Clawd Throttle
Scanned@liekzejaws
npx machina-cli add skill @liekzejaws/clawd-throttle --openclawClawd Throttle
Route every LLM request to the cheapest model that can handle it. Stop paying Opus prices for "hello" and "summarize this."
Supports 8 providers and 25+ models: Anthropic (Claude), Google (Gemini), OpenAI (GPT / o-series), xAI (Grok), DeepSeek, Moonshot (Kimi), Mistral, and Ollama (local).
How It Works
- Your prompt arrives
- The classifier scores it on 8 dimensions (token count, code presence, reasoning markers, simplicity indicators, multi-step patterns, question count, system prompt complexity, conversation depth) in under 1 millisecond
- The router maps the resulting tier (simple / standard / complex) to a model based on your active mode and configured providers
- The request is proxied to the correct API
- The routing decision and cost are logged to a local JSONL file
Routing Modes
| Mode | Simple | Standard | Complex |
|---|---|---|---|
| eco | Grok 4.1 Fast | Gemini Flash | Haiku |
| standard | Grok 4.1 Fast | Haiku | Sonnet |
| gigachad | Haiku | Sonnet | Opus 4.6 |
Each cell shows the first-choice model. The router tries a preference list and falls through to the next available provider if the first is not configured.
Available Commands
| Command | What It Does |
|---|---|
route_request | Send a prompt and get a response from the cheapest capable model |
classify_prompt | Analyze prompt complexity without making an LLM call |
get_routing_stats | View cost savings and model distribution stats |
get_config | View current configuration (keys redacted) |
set_mode | Change routing mode at runtime |
get_recent_routing_log | Inspect recent routing decisions |
Overrides
- Heartbeats and summaries always route to the cheapest model
- Type
/opus,/sonnet,/haiku,/flash, or/grok-fastto force a specific model - Sub-agent calls automatically step down one tier from their parent
Setup
- Get at least one API key (Anthropic or Google required; others optional):
- Anthropic: https://console.anthropic.com/settings/keys
- Google AI: https://aistudio.google.com/app/apikey
- xAI: https://console.x.ai
- OpenAI: https://platform.openai.com/api-keys
- DeepSeek: https://platform.deepseek.com
- Moonshot: https://platform.moonshot.cn
- Mistral: https://console.mistral.ai
- Run the setup script:
npm run setup - Choose your routing mode (eco / standard / gigachad)
Privacy
- Prompt content is never stored. Only a SHA-256 hash is logged.
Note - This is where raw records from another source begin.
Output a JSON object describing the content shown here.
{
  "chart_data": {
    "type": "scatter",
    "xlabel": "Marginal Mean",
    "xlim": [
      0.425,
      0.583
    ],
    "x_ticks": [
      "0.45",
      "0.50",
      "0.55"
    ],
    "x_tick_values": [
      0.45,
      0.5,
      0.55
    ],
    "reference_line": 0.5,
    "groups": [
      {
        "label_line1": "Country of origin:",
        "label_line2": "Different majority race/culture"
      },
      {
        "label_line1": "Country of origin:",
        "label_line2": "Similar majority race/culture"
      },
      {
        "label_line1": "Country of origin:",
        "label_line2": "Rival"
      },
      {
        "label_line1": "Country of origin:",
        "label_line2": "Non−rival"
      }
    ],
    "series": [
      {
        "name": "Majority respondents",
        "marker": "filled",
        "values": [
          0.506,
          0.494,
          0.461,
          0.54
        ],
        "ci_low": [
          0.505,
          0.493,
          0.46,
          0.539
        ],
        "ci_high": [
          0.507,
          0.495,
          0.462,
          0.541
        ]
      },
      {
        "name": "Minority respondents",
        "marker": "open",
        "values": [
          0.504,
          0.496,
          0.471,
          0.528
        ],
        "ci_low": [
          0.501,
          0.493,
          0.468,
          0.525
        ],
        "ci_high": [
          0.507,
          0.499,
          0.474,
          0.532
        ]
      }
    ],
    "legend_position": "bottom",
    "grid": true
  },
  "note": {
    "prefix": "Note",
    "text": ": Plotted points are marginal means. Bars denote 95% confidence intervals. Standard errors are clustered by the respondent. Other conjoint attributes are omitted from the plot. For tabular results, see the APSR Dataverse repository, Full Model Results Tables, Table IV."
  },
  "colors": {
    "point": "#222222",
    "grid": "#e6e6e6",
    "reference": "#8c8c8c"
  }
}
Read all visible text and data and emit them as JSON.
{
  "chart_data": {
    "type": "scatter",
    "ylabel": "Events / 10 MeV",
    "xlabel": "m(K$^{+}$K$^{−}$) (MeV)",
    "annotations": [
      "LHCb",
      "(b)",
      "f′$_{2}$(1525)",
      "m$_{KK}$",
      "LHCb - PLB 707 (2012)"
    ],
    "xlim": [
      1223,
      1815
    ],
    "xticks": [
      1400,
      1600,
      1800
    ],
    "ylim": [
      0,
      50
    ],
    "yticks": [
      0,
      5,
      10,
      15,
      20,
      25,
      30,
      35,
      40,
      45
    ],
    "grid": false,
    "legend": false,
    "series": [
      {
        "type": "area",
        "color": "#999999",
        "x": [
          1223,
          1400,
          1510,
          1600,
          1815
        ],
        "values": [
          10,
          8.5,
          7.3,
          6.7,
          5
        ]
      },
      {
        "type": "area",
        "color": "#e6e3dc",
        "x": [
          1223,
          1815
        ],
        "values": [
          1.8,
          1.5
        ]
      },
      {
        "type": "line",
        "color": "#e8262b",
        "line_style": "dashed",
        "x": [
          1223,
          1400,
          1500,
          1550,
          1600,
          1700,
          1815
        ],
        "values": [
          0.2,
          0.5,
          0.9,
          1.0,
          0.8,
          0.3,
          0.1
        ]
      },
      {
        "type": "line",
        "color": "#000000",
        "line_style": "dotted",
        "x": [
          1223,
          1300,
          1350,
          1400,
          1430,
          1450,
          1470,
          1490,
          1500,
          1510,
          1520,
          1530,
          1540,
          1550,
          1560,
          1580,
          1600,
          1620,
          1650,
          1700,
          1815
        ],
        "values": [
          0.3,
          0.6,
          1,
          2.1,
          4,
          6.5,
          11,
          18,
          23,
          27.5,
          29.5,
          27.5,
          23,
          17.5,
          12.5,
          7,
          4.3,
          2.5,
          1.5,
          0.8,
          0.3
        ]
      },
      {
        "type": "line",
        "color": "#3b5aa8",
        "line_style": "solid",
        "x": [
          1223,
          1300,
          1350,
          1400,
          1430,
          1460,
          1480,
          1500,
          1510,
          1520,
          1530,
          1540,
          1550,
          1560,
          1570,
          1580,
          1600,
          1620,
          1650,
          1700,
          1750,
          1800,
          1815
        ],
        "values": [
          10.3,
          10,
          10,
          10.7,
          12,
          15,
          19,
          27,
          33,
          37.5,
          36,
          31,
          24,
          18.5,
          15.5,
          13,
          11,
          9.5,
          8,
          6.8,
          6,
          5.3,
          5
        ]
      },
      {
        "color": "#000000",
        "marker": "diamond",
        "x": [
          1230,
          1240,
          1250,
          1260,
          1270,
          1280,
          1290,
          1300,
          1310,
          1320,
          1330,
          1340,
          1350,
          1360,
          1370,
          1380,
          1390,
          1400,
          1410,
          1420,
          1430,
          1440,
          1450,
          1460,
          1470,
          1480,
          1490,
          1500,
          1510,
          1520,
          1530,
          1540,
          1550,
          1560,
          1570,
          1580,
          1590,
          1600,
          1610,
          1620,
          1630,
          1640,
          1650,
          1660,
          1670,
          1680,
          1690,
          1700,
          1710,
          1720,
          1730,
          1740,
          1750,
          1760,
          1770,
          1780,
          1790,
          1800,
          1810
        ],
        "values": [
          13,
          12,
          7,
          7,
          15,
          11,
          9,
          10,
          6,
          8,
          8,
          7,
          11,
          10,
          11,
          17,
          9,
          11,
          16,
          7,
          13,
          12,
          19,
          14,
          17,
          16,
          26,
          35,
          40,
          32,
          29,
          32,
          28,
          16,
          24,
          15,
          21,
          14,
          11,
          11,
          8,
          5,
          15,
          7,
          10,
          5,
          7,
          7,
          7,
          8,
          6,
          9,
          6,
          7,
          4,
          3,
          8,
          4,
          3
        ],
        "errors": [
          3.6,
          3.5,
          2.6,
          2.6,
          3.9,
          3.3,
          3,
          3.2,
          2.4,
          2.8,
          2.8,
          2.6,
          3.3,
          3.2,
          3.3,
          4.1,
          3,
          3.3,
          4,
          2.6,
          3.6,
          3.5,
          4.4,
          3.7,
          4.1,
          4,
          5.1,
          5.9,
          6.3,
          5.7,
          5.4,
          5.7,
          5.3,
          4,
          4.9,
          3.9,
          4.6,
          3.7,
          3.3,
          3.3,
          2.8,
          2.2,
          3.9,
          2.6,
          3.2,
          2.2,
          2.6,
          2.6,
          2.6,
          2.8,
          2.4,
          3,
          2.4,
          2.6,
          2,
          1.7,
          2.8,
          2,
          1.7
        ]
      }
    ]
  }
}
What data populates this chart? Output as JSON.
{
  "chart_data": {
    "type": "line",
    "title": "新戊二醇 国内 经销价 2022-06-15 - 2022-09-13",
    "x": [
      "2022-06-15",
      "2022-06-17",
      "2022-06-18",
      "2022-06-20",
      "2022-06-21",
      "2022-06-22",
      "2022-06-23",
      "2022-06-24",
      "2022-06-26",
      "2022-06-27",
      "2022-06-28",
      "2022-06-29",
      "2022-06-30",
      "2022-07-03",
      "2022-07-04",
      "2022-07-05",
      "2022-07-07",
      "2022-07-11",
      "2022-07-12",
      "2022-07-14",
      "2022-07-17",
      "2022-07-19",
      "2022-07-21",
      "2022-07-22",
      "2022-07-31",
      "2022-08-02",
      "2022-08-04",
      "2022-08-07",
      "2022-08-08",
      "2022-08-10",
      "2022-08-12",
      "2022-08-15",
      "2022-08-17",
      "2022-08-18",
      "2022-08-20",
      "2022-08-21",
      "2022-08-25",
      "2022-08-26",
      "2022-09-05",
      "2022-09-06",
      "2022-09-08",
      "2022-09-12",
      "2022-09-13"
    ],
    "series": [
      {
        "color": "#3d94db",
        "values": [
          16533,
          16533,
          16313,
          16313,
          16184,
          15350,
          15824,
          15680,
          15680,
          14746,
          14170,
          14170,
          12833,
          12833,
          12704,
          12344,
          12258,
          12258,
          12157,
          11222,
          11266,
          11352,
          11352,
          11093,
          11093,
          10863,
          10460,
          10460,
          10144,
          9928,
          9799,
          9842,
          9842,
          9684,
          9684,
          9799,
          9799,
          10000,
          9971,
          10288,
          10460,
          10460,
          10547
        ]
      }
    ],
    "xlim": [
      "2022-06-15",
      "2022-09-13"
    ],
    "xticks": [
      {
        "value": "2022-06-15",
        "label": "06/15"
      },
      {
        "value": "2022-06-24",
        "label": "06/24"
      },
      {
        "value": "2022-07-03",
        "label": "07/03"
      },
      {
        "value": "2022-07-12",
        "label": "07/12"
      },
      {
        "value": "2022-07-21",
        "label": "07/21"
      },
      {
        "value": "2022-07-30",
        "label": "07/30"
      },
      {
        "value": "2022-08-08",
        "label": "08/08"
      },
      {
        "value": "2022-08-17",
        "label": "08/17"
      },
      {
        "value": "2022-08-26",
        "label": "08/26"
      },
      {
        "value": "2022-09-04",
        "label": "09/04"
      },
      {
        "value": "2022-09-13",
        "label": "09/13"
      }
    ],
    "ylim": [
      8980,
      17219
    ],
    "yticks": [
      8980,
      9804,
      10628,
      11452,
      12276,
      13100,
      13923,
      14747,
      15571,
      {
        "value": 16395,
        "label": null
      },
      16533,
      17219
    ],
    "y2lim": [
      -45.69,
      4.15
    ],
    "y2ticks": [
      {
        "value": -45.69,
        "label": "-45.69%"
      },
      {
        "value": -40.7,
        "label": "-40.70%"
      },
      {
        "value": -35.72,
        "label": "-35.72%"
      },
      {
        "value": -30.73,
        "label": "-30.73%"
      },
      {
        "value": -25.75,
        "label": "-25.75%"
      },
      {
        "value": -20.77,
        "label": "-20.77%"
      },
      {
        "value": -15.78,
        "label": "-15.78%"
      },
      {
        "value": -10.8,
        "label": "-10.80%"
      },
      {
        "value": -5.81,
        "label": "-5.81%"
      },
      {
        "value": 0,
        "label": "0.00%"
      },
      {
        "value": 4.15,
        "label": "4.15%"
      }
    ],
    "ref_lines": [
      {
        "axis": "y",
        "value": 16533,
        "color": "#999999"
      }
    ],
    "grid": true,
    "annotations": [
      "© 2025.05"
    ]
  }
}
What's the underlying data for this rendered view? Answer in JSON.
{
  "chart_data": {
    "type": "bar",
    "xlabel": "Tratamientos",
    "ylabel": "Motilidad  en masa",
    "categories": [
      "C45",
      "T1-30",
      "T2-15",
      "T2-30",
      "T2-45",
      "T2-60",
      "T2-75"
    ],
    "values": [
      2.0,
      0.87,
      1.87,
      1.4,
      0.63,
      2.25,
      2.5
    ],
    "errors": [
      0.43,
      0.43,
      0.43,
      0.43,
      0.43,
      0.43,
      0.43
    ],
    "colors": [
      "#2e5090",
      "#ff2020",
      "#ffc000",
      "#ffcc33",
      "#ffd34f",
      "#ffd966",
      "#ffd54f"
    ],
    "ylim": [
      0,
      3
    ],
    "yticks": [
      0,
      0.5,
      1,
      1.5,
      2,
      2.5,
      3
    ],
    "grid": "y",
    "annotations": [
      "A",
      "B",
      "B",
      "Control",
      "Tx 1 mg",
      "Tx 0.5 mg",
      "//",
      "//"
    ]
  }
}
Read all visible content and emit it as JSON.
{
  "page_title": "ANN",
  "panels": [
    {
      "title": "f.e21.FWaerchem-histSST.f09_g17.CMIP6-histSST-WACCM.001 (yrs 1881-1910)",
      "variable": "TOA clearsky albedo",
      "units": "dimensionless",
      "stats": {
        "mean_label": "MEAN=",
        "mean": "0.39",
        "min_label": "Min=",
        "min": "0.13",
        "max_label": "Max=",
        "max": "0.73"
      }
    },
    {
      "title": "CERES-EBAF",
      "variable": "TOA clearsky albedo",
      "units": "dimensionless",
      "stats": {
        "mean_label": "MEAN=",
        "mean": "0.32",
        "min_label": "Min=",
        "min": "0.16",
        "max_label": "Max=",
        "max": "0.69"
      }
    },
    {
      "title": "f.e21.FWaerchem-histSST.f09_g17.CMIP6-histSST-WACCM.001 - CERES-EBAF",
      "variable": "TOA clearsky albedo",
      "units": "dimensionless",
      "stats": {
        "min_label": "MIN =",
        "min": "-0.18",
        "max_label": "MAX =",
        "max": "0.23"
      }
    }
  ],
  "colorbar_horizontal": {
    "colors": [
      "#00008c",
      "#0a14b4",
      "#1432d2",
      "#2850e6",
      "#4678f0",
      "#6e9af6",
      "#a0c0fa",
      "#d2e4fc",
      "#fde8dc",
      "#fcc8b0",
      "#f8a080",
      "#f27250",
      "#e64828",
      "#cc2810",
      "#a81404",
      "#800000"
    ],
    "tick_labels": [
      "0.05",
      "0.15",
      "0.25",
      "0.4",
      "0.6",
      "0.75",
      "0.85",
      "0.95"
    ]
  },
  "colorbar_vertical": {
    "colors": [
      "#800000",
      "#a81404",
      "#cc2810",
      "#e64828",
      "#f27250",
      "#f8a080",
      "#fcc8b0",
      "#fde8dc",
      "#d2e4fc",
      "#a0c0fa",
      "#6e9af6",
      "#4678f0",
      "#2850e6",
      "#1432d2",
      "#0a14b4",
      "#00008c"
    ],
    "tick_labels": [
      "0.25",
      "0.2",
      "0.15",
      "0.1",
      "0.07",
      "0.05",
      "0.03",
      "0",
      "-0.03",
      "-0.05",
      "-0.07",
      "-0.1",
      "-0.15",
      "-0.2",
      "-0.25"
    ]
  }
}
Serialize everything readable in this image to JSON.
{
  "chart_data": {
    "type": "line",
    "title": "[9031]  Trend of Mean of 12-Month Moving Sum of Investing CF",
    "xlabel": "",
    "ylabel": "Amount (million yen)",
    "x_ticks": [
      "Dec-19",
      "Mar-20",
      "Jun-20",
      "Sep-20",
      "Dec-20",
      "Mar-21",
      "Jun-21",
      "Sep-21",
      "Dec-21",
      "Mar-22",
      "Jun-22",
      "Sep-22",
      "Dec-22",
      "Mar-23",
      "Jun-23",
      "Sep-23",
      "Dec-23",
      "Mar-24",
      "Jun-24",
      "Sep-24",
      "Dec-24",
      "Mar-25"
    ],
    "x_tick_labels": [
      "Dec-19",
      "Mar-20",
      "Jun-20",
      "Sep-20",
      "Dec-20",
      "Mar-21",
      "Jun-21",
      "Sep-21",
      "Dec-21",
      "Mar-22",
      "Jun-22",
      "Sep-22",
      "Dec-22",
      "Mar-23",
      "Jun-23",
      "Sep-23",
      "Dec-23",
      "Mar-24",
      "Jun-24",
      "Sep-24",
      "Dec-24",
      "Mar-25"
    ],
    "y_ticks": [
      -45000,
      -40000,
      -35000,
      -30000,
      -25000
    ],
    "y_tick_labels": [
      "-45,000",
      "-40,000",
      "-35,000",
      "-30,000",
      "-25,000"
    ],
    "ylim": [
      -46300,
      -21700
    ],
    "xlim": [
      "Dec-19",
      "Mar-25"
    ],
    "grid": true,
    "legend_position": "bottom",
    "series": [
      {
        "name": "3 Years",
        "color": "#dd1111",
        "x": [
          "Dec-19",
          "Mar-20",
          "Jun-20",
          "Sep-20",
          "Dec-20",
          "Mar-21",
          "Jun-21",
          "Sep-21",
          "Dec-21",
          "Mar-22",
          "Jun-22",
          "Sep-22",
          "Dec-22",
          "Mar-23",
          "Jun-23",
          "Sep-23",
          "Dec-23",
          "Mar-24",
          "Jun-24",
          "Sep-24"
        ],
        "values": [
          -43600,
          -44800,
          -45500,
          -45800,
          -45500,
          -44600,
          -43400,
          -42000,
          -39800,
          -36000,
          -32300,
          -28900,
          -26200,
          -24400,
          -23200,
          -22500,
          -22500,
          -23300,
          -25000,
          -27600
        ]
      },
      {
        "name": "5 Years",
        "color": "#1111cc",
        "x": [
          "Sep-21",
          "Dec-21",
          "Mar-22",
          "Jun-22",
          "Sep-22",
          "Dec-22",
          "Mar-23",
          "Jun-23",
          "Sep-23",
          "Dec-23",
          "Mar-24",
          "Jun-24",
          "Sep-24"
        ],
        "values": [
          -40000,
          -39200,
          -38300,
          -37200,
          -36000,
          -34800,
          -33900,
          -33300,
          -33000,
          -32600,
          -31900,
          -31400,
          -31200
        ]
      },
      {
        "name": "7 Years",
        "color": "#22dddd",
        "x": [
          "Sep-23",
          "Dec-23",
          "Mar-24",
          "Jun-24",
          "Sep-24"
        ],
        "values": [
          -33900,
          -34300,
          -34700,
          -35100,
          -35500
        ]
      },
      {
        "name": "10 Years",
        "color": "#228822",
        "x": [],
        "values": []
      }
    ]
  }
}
- All data stays local in ~/.config/clawd-throttle/
- API keys stored in your local config file
Overview
Clawd Throttle routes every LLM request to the cheapest model that can handle it, spanning eight providers and 25+ models. It scores prompts on eight dimensions in under 1ms, supports eco, standard, and gigachad modes, and logs routing decisions for cost tracking.
How This Skill Works
When a prompt arrives, the classifier scores it on eight dimensions (token count, code presence, reasoning markers, simplicity indicators, multi-step patterns, question count, system prompt complexity, conversation depth) in under 1 ms. The router then maps the resulting tier (simple/standard/complex) to a model based on the active mode and configured providers, proxies the request to the chosen API, and logs the routing decision and cost to a local JSONL file.
When to Use It
- You want to minimize spend by routing to the cheapest model that can handle the prompt across eight providers.
- Prompt complexity varies and you want automatic tiering to simple, standard, or complex within eco/standard/gigachad modes.
- You need cost awareness and auditing by logging routing decisions locally.
- You prefer local or private deployments (e.g., Ollama) to avoid sending prompts to external dashboards.
- You want to switch modes on the fly (eco, standard, gigachad) to balance cost and performance.
Quick Start
- Step 1: Install clawd-throttle and gather API keys for at least one provider (Anthropic or Google required).
- Step 2: Run npm run setup and choose your routing mode (eco, standard, or gigachad).
- Step 3: Route prompts with route_request or classify_prompt and review the locally stored logs at ~/.config/clawd-throttle/.
Best Practices
- Define and routinely update the provider/model roster to reflect current pricing.
- Tune the 8-dimension classifier to align with your typical prompts (token count, code, reasoning, etc.).
- Enable local JSONL logging and monitor cost savings with get_routing_stats.
- Test simple vs. complex prompts across modes to validate routing decisions.
- Secure API keys in local config and rotate them periodically.
Example Use Cases
- A customer-support chatbot that routes common inquiries to low-cost models while preserving accuracy.
- A research project that tracks cost savings across prompts to optimize prompt design.
- An enterprise chat tool using eco mode for routine queries and gigachad for high-complexity tasks.
- A privacy-focused deployment using Ollama/local models for sensitive conversations.
- An analytics dashboard that surfaces routing stats and cost per provider for governance.